Les idées viraient dans sa tête, et le salon participait à ce tournoiement moléculaire, avec ses petites tables d’acajou, le portrait du grand-oncle, ami de Joukovski, et les silhouettes noires dans leurs cadres ovales. Elle tentait en vain d’arrêter cette sarabande et de se justifier. Il lui semblait brusquement que Volodia n’était pas venu, et que tout cela était un cauchemar, et que la vie allait reprendre, douce et simple, comme par le passé. Elle fut soulagée, le temps d’une seconde. Puis un souvenir exact accéléra le désordre de son esprit :

— Je lui ai dit : “ Non, Volodia, je vous aime bien, mais je ne serai pas votre femme. ”

Elle répétait cette phrase, avec l’intonation même qu’elle lui avait donnée, quelques instants plus tôt. Volodia était devenu très pâle. Ses lèvres avaient tremblé. Et elle l’avait entendu répondre d’une voix rauque :

— Ah ! dans ce cas… Mais avouez que j’aurais pu supposer…

Comme elle l’avait fait souffrir ! Comme elle souffrait de l’avoir fait souffrir !

Elle se tordit les mains.

— Volodia ! Je t’aime, je t’aime. Reviens, dit-elle sans conviction.

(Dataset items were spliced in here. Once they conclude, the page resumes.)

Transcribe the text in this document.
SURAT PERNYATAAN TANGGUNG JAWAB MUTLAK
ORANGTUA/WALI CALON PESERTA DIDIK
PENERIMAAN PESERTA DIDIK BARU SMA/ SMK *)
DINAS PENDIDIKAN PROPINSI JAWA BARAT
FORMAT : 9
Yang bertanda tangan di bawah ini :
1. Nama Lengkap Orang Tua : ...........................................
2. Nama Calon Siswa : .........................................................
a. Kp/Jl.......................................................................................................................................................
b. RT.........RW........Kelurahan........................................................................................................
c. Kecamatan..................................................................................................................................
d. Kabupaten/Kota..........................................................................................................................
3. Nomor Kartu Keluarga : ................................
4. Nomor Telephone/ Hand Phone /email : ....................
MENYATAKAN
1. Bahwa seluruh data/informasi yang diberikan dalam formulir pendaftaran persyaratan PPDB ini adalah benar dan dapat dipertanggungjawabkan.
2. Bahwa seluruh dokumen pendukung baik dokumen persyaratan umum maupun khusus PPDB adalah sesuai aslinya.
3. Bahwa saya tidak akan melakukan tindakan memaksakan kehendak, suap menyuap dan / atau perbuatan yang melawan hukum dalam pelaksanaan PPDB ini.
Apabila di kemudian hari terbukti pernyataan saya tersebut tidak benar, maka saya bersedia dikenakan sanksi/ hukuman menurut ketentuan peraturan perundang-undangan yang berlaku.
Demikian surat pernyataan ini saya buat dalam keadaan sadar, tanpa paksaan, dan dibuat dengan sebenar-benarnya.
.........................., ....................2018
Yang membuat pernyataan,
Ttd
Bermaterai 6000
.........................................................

Le tissu rugueux d’un coussin lui grattait la joue. Son nez était humide. Elle n’était plus une jeune fille de dix-huit ans qui repoussait une demande en mariage, mais une enfant fautive et malchanceuse, la petite Tania, blottie dans la bergère bouton d’or du salon. Que de fois elle s’était réfugiée à cette même place, dans cette même pose, pour savourer un chagrin futile et attendre les réprimandes de maman ! Elle n’avait pas changé. Et l’odeur un peu moisie de l’étoffe n’avait pas changé, ni les clous de cuivre de la bergère dont elle savait exactement le nombre. Elle se sentait si faible, si minuscule, si fanée. Son nom même, Tania, lui paraissait mièvre et ridicule à souhait. Est-ce qu’on pouvait vivre avec ce nom gracile au-dessus de la tête ? Pourquoi fallait-il toujours réfléchir, prévoir, choisir, refuser ? Elle n’était pas faite pour ces luttes mesquines. Elle était trop petite, trop douce… D’un doigt paresseux, elle suivit les broderies épaisses du coussin. Sur un fond de velours jaune, sa mère avait brodé trois oiseaux verts, perchés sur trois sapins rouges. Ce coussin était un ami de Tania. Au même titre que les silhouettes de papier noir et la marche branlante du perron. Elle poussa un soupir profond et éprouva l’envie de retrouver ses poupées, reléguées au grenier depuis l’année dernière. L’une d’elles, surtout, était séduisante : une Parisienne aux cheveux blonds et au nez rongé de crasse. Son nom était Léocadie. Pourquoi n’avait-elle plus le droit de jouer avec Léocadie ? Depuis qu’elle avait répudié Léocadie, elle était malheureuse.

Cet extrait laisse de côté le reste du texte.